The platform from which I'm importing data to R does not support specifying the data type, hence all my columns are character
. I have an Excel file that specifies which columns are factor
, including the relevant labels
and levels
. Now, I'm trying to write a function to dynamically change the data type of various columns of my data.frame
Thanks to the excellent answer to this question (dplyr - mutate: use dynamic variable names), I managed to write the following function, in which I dynamically set the column name to the mutate
function.
readFactorData <- function(filepath) {
t <- read.xlsx(filepath)
sapply(nrow(t), function(i) {
colname <- as.character(t[i, "Item"])
factorLevels <- t[i, 3:ncol(t)][which(!is.na(t[i, 3:ncol(t)]))]

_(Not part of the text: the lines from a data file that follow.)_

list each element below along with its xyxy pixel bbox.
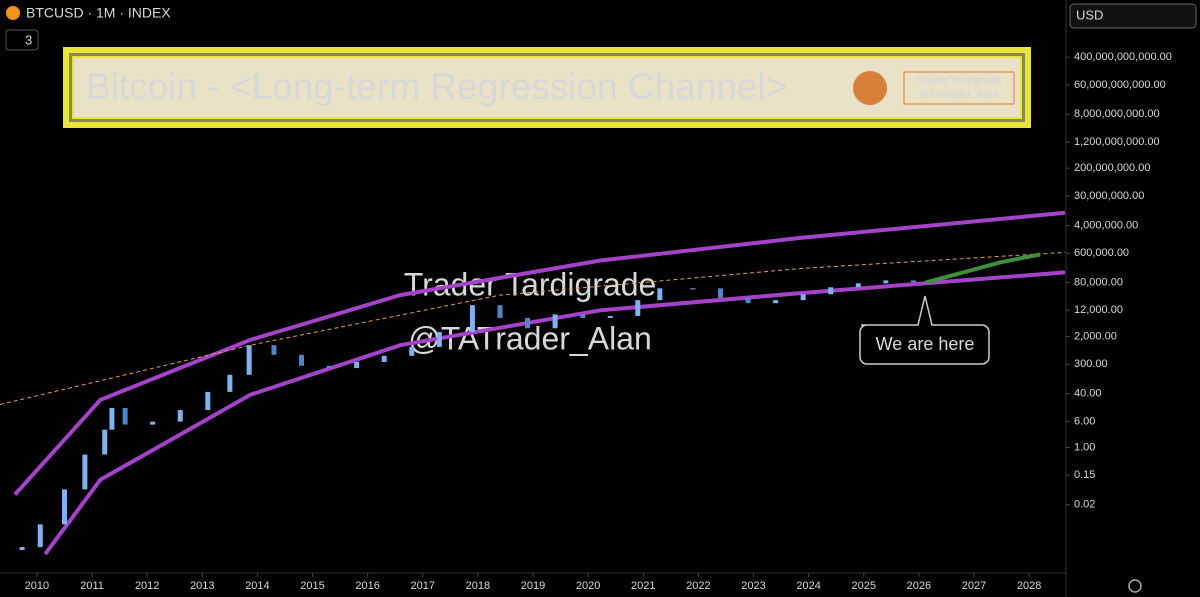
- x-tick-label: 2022: [686, 580, 710, 592]
- y-tick-label: 8,000,000,000.00: [1074, 108, 1160, 120]
- y-tick-label: 12,000.00: [1074, 304, 1123, 316]
- x-tick-label: 2018: [466, 580, 490, 592]
- y-tick-label: 80,000.00: [1074, 276, 1123, 288]
- logo: [853, 71, 887, 105]
- x-tick-label: 2015: [300, 580, 324, 592]
- x-tick-label: 2012: [135, 580, 159, 592]
- candle: [409, 346, 415, 356]
- candle: [61, 489, 67, 525]
- candle: [525, 317, 531, 329]
- candle: [109, 407, 115, 430]
- y-tick-label: 300.00: [1074, 358, 1108, 370]
- callout-box: [859, 295, 990, 365]
- candle: [607, 316, 613, 318]
- x-tick-label: 2010: [25, 580, 49, 592]
- y-tick-label: 60,000,000,000.00: [1074, 79, 1166, 91]
- x-tick-label: 2021: [631, 580, 655, 592]
- candle: [436, 332, 442, 347]
- y-tick-label: 40.00: [1074, 388, 1102, 400]
- y-tick-label: 600,000.00: [1074, 247, 1129, 259]
- y-tick-label: 2,000.00: [1074, 330, 1117, 342]
- channel-line: [924, 252, 1041, 285]
- candle: [271, 345, 277, 355]
- symbol: BTCUSD · 1M · INDEX: [26, 5, 171, 21]
- x-tick-label: 2024: [796, 580, 820, 592]
- channel-line: [13, 210, 1066, 496]
- candle: [102, 429, 108, 455]
- x-tick-label: 2011: [80, 580, 104, 592]
- candle: [381, 355, 387, 362]
- candle: [855, 283, 861, 288]
- candle: [657, 288, 663, 301]
- x-tick-label: 2017: [411, 580, 435, 592]
- candle: [469, 305, 475, 333]
- candle: [177, 410, 183, 422]
- author-box: [903, 71, 1015, 105]
- channel-line: [43, 270, 1066, 556]
- x-tick-label: 2026: [907, 580, 931, 592]
- x-tick-label: 2028: [1017, 580, 1041, 592]
- candle: [150, 421, 156, 425]
- candle: [635, 300, 641, 317]
- y-tick-label: 400,000,000,000.00: [1074, 51, 1172, 63]
- candle: [497, 305, 503, 318]
- author: Trader Tardigrade: [917, 76, 1002, 87]
- x-tick-label: 2014: [245, 580, 269, 592]
- x-tick-label: 2013: [190, 580, 214, 592]
- y-tick-label: 30,000,000.00: [1074, 190, 1144, 202]
- x-tick-label: 2023: [741, 580, 765, 592]
- candle: [717, 288, 723, 298]
- banner-title: Bitcoin - <Long-term Regression Channel>: [86, 66, 787, 107]
- candle: [800, 294, 806, 301]
- y-tick-label: 1.00: [1074, 441, 1095, 453]
- candle: [19, 547, 25, 551]
- y-tick-label: 0.15: [1074, 469, 1095, 481]
- channel-line: [0, 251, 1066, 405]
- candle: [37, 524, 43, 548]
- x-tick-label: 2025: [852, 580, 876, 592]
- candle: [883, 280, 889, 284]
- candle: [773, 300, 779, 304]
- candle: [745, 297, 751, 304]
- candle: [552, 314, 558, 329]
- candle: [82, 454, 88, 490]
- currency: USD: [1076, 7, 1103, 22]
- callout: We are here: [876, 334, 975, 354]
- candle: [910, 280, 916, 283]
- candle: [828, 287, 834, 295]
- badge-text: 3: [25, 32, 32, 47]
- y-tick-label: 200,000,000.00: [1074, 162, 1150, 174]
- candle: [227, 374, 233, 392]
- y-tick-label: 1,200,000,000.00: [1074, 136, 1160, 148]
- x-tick-label: 2019: [521, 580, 545, 592]
- badge[interactable]: [5, 29, 39, 51]
- candle: [205, 391, 211, 411]
- candle: [580, 314, 586, 318]
- candle: [690, 288, 696, 290]
- handle: @TATrader_Alan: [919, 90, 998, 101]
- y-tick-label: 0.02: [1074, 499, 1095, 511]
- currency-box[interactable]: [1069, 3, 1197, 29]
- y-tick-label: 4,000,000.00: [1074, 219, 1138, 231]
- candle: [246, 345, 252, 375]
- settings-icon[interactable]: [1128, 579, 1142, 593]
- candle: [326, 365, 332, 369]
- candle: [122, 407, 128, 425]
- y-tick-label: 6.00: [1074, 415, 1095, 427]
- candle: [354, 361, 360, 369]
- candle: [299, 354, 305, 366]
- x-tick-label: 2027: [962, 580, 986, 592]
- coin-icon: [6, 6, 20, 20]
- x-tick-label: 2020: [576, 580, 600, 592]
- x-tick-label: 2016: [355, 580, 379, 592]
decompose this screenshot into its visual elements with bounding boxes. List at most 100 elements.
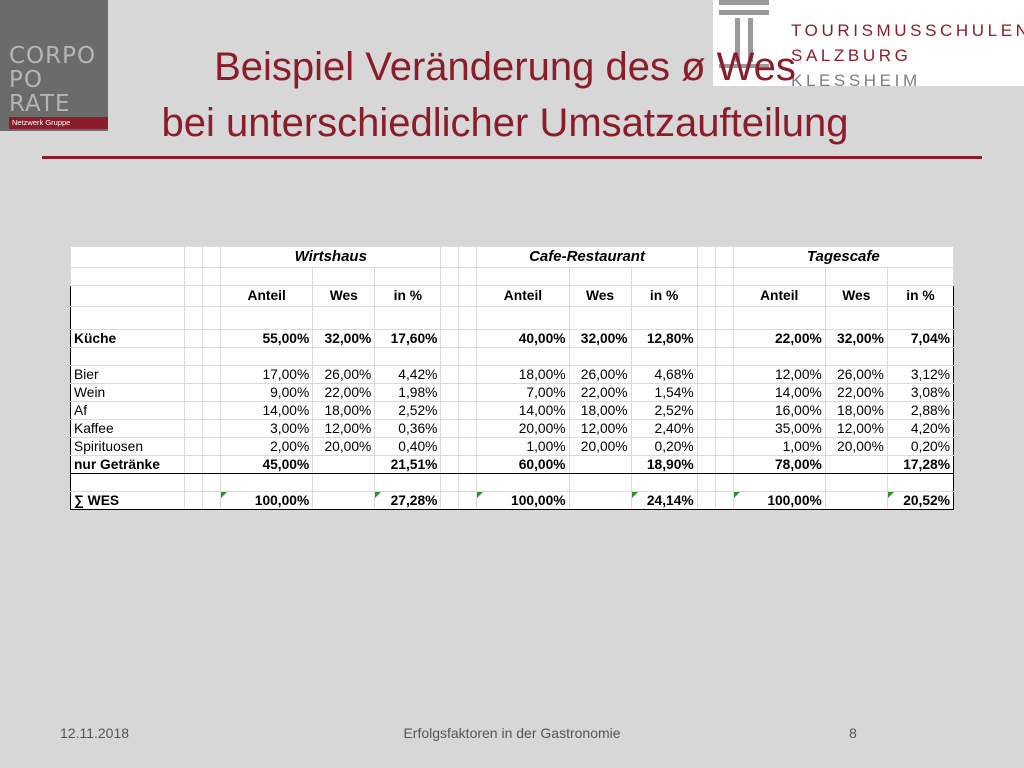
- table-cell: [696, 347, 716, 366]
- table-cell: [440, 306, 460, 330]
- table-cell: 1,00%: [476, 437, 570, 456]
- table-cell: 4,42%: [374, 365, 442, 384]
- column-header: Anteil: [732, 285, 826, 307]
- table-cell: [202, 473, 222, 492]
- table-cell: 14,00%: [476, 401, 570, 420]
- table-cell: 0,20%: [886, 437, 955, 456]
- table-cell: [220, 473, 314, 492]
- table-cell: [440, 473, 460, 492]
- table-cell: [202, 419, 222, 438]
- logo-text-line: TOURISMUSSCHULEN: [791, 21, 1024, 40]
- table-cell: 100,00%: [732, 491, 826, 510]
- table-cell: [184, 455, 204, 474]
- table-cell: 18,90%: [630, 455, 698, 474]
- row-label: Bier: [69, 365, 186, 384]
- table-cell: [184, 246, 204, 268]
- table-cell: 12,00%: [312, 419, 376, 438]
- table-cell: 14,00%: [732, 383, 826, 402]
- spacer-row: [69, 306, 955, 330]
- table-cell: [374, 347, 442, 366]
- table-cell: [374, 267, 442, 286]
- table-cell: [440, 401, 460, 420]
- table-cell: [69, 347, 186, 366]
- table-cell: 27,28%: [374, 491, 442, 510]
- table-cell: [714, 473, 734, 492]
- table-cell: 12,00%: [568, 419, 632, 438]
- table-cell: [824, 267, 888, 286]
- table-cell: [440, 455, 460, 474]
- table-cell: 7,04%: [886, 329, 955, 348]
- table-cell: [714, 365, 734, 384]
- table-cell: [202, 306, 222, 330]
- table-cell: [458, 365, 478, 384]
- table-row-kueche: Küche 55,00% 32,00% 17,60% 40,00% 32,00%…: [69, 329, 955, 348]
- table-cell: [220, 347, 314, 366]
- table-cell: [312, 473, 376, 492]
- table-cell: [568, 455, 632, 474]
- table-cell: [458, 437, 478, 456]
- table-cell: 2,52%: [630, 401, 698, 420]
- corporate-logo-word: RATE: [9, 91, 71, 117]
- table-cell: [458, 329, 478, 348]
- table-cell: [184, 347, 204, 366]
- table-cell: [440, 285, 460, 307]
- table-cell: [69, 267, 186, 286]
- table-cell: [732, 306, 826, 330]
- row-label: Af: [69, 401, 186, 420]
- table-cell: 17,28%: [886, 455, 955, 474]
- spreadsheet-table: Wirtshaus Cafe-Restaurant Tagescafe Ante…: [69, 246, 955, 510]
- table-cell: [714, 329, 734, 348]
- table-cell: [714, 491, 734, 510]
- table-cell: [458, 306, 478, 330]
- table-cell: [440, 383, 460, 402]
- table-cell: 4,20%: [886, 419, 955, 438]
- table-cell: [458, 455, 478, 474]
- table-cell: [312, 267, 376, 286]
- table-cell: 12,00%: [732, 365, 826, 384]
- column-header: Wes: [824, 285, 888, 307]
- table-cell: 32,00%: [312, 329, 376, 348]
- table-cell: [886, 267, 955, 286]
- table-cell: [202, 285, 222, 307]
- column-header: in %: [374, 285, 442, 307]
- table-cell: [458, 401, 478, 420]
- table-cell: [696, 473, 716, 492]
- table-cell: 2,52%: [374, 401, 442, 420]
- table-cell: [440, 246, 460, 268]
- page-number: 8: [849, 725, 857, 741]
- corporate-logo-word: PO: [9, 67, 43, 93]
- table-row-af: Af 14,00% 18,00% 2,52% 14,00% 18,00% 2,5…: [69, 401, 955, 420]
- table-cell: 22,00%: [824, 383, 888, 402]
- row-label: Spirituosen: [69, 437, 186, 456]
- table-cell: [440, 347, 460, 366]
- table-cell: 18,00%: [568, 401, 632, 420]
- table-cell: [714, 419, 734, 438]
- table-cell: [714, 401, 734, 420]
- table-cell: 20,00%: [824, 437, 888, 456]
- table-cell: [568, 473, 632, 492]
- table-cell: [886, 306, 955, 330]
- table-cell: [184, 419, 204, 438]
- table-cell: 26,00%: [568, 365, 632, 384]
- table-cell: [476, 347, 570, 366]
- table-row-bier: Bier 17,00% 26,00% 4,42% 18,00% 26,00% 4…: [69, 365, 955, 384]
- table-cell: [312, 455, 376, 474]
- table-cell: [568, 267, 632, 286]
- column-header: Anteil: [220, 285, 314, 307]
- table-cell: 78,00%: [732, 455, 826, 474]
- table-cell: 12,00%: [824, 419, 888, 438]
- table-cell: 0,40%: [374, 437, 442, 456]
- column-header-row: Anteil Wes in % Anteil Wes in % Anteil W…: [69, 285, 955, 307]
- table-cell: [312, 347, 376, 366]
- table-cell: 24,14%: [630, 491, 698, 510]
- table-cell: [312, 491, 376, 510]
- table-cell: [69, 285, 186, 307]
- table-cell: [220, 267, 314, 286]
- table-row-kaffee: Kaffee 3,00% 12,00% 0,36% 20,00% 12,00% …: [69, 419, 955, 438]
- table-cell: [714, 455, 734, 474]
- table-cell: [184, 329, 204, 348]
- group-header: Cafe-Restaurant: [476, 246, 698, 268]
- table-cell: 100,00%: [476, 491, 570, 510]
- table-cell: [440, 491, 460, 510]
- table-cell: [732, 347, 826, 366]
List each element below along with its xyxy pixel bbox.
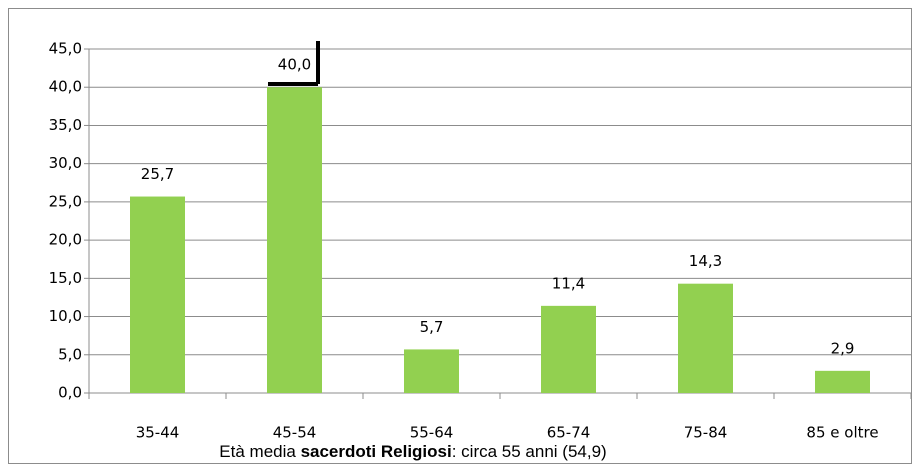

totalLevels <- length(factorLevels)
listOfLabels <- as.character(unlist(factorLevels))
mutate(d, !!colname := factor(d[[colname]], labels=(1:totalLevels), levels=listOfLabels))
# requires dplyr v.0.7+
# the syntax `!!variablename:=` forces evaluation of the variablename before evaluating the rest of the function
})
}
It works, and each iteration returns the entire data frame, with the relevant column (colname
) changed to factor. But, each iteration overwrites the previous, so this function only returns the last result of i
. How do I make sure that I end up with 1 single data frame, in which all the relevant columns are saved?
Sample data (make sure to comment out the first line of the function above, since we're defining t
here):
d <- data.frame("id" = sample(100:999, 10), "age" = sample(18:80, 10), "factor1" = c(rep("a", 3), rep("b", 3), rep("c", 4)), "factor2" = c("x","y","y","y","y","x","x","x","x","y"), stringsAsFactors = FALSE)
t <- data.frame("Item" = c("factor1","factor2"), "Label" = c("This is factor 1", "This is factor 2"), "level1" = c("a","x"), "level2" = c("b","y"), "level3" = c("c","NA"))